UK advisers have been feeling the heat recently over the standard of defined benefit (DB) transfer advice. But expats with UK DB schemes have found themselves at the centre of allegations relating to commissions, inducements and misinformation.

The firm at the centre of it all is deVere USA. It is no relation to the Chase de Vere familiar to UK advisers. Instead it is part of the deVere Group, which has offices across the world, including three in the UK, and an office in New York.

DeVere USA has agreed to an $8 million (£6 million) civil penalty with the US Securities and Exchange Commission (SEC) over ‘conflicts of interest’ within its overseas pension transfer advice.

The penalty was accompanied by separate charges from the US regulator against deVere USA chief executive, Benjamin Alderson, and a former manager, Bradley Hamilton.

The court documents detailed how the operation was being run in the US, but also shone a light on the British expat pensions advice market.

Commission contrition

Between 2013 and 2017, deVere USA was advising UK expats living in the US on transferring their UK DB pensions into a qualifying recognised overseas pension scheme (Qrops). Advisers at the firm were receiving hefty commissions for recommending these Qrops products.

Clients of deVere USA were approached through social media sites, the court documents said. DeVere USA’s ‘primary business was advising these clients to elect to take a cash equivalent transfer value from their UK pension provider and transfer it to a Qrops’.

However, a litany of issues with this transfer advice was uncovered by the US regulator, including many layers of charges.

Once the Qrops was completed, the custodian firm would take 10% to 11% of the transfer value in fees, spread out over 10 years.

The custodian firms would then pay 7% commissions, which would be split between the deVere USA adviser and an overseas affiliate. This 7% upfront commission would be paid out of the custodians’ own assets. But the ‘basis for this payment was the custodian firm’s future collection of fees from the deVere USA client, assessed at 1% to 1.1% each year for 10 years’.

The SEC alleges deVere USA did not disclose the 7% commissions to their clients, ‘creating an undisclosed material conflict of interest’.

According to the SEC, a ‘draw pay system’ was used, whereby deVere USA advisers were paid a monthly ‘draw’ that was ‘offset by the commissions that they generated’. If they did not make enough commission, the adviser became indebted to the overseas affiliate.

Monday morning sales meetings were held in which advisers were ‘encouraged to shout out their recently obtained and anticipated business and commissions’, the SEC alleged.

DeVere USA advisers were also said to have ‘misled’ clients about the tax treatment of Qrops compared to UK pensions.

A spokesman for deVere USA said the firm was ‘pleased’ the SEC has agreed to ‘settle the administrative proceedings relating to certain aspects of its historical business in the US.

‘DeVere USA reached this agreement with the SEC consistent with our commitment to clients and in the interest of putting the matter behind us.
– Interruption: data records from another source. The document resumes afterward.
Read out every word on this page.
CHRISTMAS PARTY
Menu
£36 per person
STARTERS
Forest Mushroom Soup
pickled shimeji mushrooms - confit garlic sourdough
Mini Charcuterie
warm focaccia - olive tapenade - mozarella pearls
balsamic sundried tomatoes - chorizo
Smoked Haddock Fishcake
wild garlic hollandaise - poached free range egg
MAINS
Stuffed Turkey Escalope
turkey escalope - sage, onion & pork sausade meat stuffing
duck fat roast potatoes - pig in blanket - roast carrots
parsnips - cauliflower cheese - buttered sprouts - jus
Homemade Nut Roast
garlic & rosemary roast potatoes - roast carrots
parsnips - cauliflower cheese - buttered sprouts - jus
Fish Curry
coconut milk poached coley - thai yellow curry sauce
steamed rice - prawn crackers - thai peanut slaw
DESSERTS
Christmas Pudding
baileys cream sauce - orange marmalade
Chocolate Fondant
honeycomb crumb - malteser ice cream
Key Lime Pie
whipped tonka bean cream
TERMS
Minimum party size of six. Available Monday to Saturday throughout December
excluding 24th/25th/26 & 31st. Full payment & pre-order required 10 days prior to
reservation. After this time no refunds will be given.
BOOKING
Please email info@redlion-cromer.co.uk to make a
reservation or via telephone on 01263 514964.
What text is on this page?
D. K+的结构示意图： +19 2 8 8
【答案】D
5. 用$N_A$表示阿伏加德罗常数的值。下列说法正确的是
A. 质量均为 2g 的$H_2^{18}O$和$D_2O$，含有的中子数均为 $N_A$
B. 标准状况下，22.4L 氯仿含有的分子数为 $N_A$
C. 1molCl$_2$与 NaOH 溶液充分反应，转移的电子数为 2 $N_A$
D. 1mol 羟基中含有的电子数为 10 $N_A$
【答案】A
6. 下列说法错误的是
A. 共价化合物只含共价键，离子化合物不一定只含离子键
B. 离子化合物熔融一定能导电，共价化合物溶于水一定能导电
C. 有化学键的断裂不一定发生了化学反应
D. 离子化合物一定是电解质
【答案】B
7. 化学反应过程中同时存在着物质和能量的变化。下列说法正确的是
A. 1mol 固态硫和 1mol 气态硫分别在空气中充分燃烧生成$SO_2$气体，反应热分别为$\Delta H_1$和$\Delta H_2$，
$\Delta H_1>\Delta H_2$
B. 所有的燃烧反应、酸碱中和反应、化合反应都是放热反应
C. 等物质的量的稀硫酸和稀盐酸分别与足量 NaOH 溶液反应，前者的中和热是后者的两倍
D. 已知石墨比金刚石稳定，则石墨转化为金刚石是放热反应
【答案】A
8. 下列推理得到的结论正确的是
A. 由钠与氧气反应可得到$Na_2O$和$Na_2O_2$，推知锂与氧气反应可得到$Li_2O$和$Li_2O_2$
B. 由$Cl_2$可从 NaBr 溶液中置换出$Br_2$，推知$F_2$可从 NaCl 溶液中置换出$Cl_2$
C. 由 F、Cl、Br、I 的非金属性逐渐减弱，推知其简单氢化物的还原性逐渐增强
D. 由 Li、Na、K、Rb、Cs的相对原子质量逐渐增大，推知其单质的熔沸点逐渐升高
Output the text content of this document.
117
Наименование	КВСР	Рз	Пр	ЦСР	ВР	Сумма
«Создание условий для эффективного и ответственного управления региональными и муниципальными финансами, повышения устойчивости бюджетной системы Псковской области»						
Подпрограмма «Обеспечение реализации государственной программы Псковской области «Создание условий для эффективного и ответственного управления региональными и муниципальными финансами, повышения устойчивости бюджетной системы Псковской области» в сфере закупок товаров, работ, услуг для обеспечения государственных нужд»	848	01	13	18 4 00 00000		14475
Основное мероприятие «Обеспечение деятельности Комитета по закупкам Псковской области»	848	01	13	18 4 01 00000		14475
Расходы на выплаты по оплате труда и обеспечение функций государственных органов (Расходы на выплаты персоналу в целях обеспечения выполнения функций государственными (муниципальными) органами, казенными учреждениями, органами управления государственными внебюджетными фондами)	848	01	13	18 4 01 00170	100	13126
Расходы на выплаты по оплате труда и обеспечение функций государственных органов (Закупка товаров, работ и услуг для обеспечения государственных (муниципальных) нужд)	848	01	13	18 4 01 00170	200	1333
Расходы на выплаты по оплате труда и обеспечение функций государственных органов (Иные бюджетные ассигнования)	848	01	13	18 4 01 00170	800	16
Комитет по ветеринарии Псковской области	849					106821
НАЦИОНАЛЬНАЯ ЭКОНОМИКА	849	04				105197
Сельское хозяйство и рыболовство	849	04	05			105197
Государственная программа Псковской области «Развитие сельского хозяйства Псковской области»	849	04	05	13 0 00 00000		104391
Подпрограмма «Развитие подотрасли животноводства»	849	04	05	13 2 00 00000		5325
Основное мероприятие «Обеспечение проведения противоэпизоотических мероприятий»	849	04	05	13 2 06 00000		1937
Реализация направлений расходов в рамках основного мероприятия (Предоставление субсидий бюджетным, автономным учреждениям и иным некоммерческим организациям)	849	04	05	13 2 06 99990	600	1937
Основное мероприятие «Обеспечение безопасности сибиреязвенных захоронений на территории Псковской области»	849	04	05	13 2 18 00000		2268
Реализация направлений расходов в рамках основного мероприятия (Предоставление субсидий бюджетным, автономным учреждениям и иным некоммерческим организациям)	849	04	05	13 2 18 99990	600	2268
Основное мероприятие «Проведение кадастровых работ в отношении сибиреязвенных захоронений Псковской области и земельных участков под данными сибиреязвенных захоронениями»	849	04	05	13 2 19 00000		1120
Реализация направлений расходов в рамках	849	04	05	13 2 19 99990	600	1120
The settlement clears the way for the company to continue to develop its investment advisory business in the US.’

International Sipps

In his 2017 Budget, UK chancellor Philip Hammond took action in a bid to crack down on poor practice in the offshore pension market.

He announced a new 25% tax charge on any Qrops transfer. This is unless the individual is a resident of the country where the Qrops is registered, or is a resident in a country in the European Economic Area.

This change prompted deVere USA to stop its Qrops business, the SEC said.

One overseas pensions adviser, who did not wish to be named, said the offshore pensions market had indeed evolved since the Budget reform—but not necessarily for the better.

He said the 25% tax charge had ‘killed off a large part of the Qrops market’, particularly for the US and Middle East. But he said it had also given birth to new products, particularly the so-called international Sipp.

Within these international Sipps, he said, offshore insurance bonds are being sold. These products are still offering 7% to 8% commissions for offshore advisers.